Throw it all together and you’ve got the current state of hysteria. Social media obviously adds to it all.

Tobben: For me this trailer was officially the point of no return with regards to expectations. The first trailer was great, but was just flashes — just enough to get a sense of the tone, but still theoretically great snippets from a terrible film. This second trailer let things breathe more and now I’m all in. Where are you in terms of expectations?
Ovies: I’m confident Abrams won’t disappoint. He did a great job rebooting Star Trek, a franchise he didn’t cherish like Star Wars, so I expect him to take loving care of iconic characters and hand it off to the next generation. It’s also important to keep this in mind: it’s just the first of three films.
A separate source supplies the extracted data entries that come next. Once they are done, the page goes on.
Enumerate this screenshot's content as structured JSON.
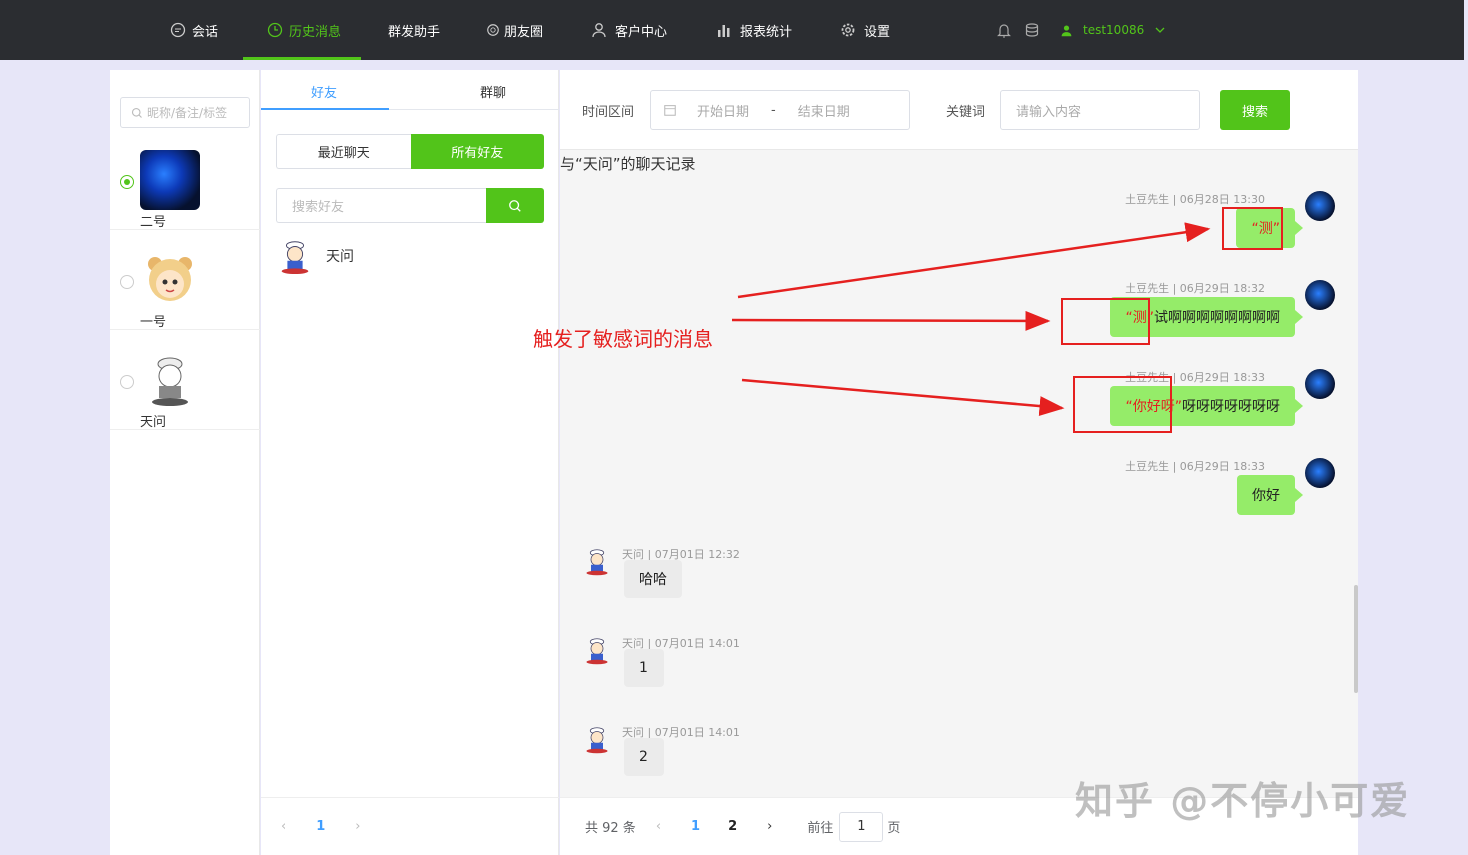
{
  "nav": {
    "items": [
      {
        "label": "会话",
        "icon": "chat-icon"
      },
      {
        "label": "历史消息",
        "icon": "clock-icon"
      },
      {
        "label": "群发助手",
        "icon": ""
      },
      {
        "label": "朋友圈",
        "icon": "aperture-icon"
      },
      {
        "label": "客户中心",
        "icon": "user-icon"
      },
      {
        "label": "报表统计",
        "icon": "bar-chart-icon"
      },
      {
        "label": "设置",
        "icon": "gear-icon"
      }
    ],
    "active_index": 1,
    "user": "test10086",
    "accent": "#52c41a"
  },
  "accounts": {
    "search_placeholder": "昵称/备注/标签",
    "items": [
      {
        "name": "二号",
        "selected": true
      },
      {
        "name": "一号",
        "selected": false
      },
      {
        "name": "天问",
        "selected": false
      }
    ]
  },
  "friends": {
    "tabs": [
      "好友",
      "群聊"
    ],
    "seg": [
      "最近聊天",
      "所有好友"
    ],
    "search_placeholder": "搜索好友",
    "list": [
      {
        "name": "天问"
      }
    ],
    "page": "1"
  },
  "chat": {
    "time_label": "时间区间",
    "start_placeholder": "开始日期",
    "sep": "-",
    "end_placeholder": "结束日期",
    "kw_label": "关键词",
    "kw_placeholder": "请输入内容",
    "search_btn": "搜索",
    "title": "与“天问”的聊天记录",
    "messages": [
      {
        "meta": "土豆先生 | 06月28日 13:30",
        "hl": "“测”",
        "text": ""
      },
      {
        "meta": "土豆先生 | 06月29日 18:32",
        "hl": "“测”",
        "text": "试啊啊啊啊啊啊啊啊"
      },
      {
        "meta": "土豆先生 | 06月29日 18:33",
        "hl": "“你好呀”",
        "text": "呀呀呀呀呀呀呀"
      },
      {
        "meta": "土豆先生 | 06月29日 18:33",
        "hl": "",
        "text": "你好"
      },
      {
        "meta": "天问 | 07月01日 12:32",
        "text": "哈哈"
      },
      {
        "meta": "天问 | 07月01日 14:01",
        "text": "1"
      },
      {
        "meta": "天问 | 07月01日 14:01",
        "text": "2"
      }
    ],
    "pager": {
      "total": "共 92 条",
      "p1": "1",
      "p2": "2",
      "goto": "前往",
      "goto_val": "1",
      "page_word": "页"
    }
  },
  "annotation": "触发了敏感词的消息",
  "watermark": "知乎 @不停小可爱",
  "colors": {
    "green": "#52c41a",
    "bubble": "#95ec69",
    "blue": "#409eff",
    "red": "#e5201f"
  }
}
"A New Hope" had a beginning, middle and end because there was no guarantee the franchise would ever take off. Nowadays we expect sprawling epics to take place over multiple films, but it’s not like this is a new property like "John Carter of Mars." It’s f’n Star Wars. So even if the first movie “disappoints” some portion of the audience, they’ll go see the next one. It really can’t be judged until the other two movies are completed.

Tobben: Since the first trailer, I’ve been on record saying that the original trilogy characters should be kept off screen in trailers until the film releases, but the shot of Han and Chewie broke the Internet in a way more powerful than Kim Kardashian’s butt could possibly imagine. So I ask, should we see Luke Skywalker and Princess Leia before next Christmas?
Ovies: Should we? No. Will we? Yes. And I’m fine with it.

We knew Han Solo and Chewbacca were in the next installments, so why not provide a little fan service? All we got was the visual catnip, but we still don’t know anything about their plot thread. There’s no reason why they can’t do the same with Luke and Leia. Give the people some sizzle, but wait on serving them the steak.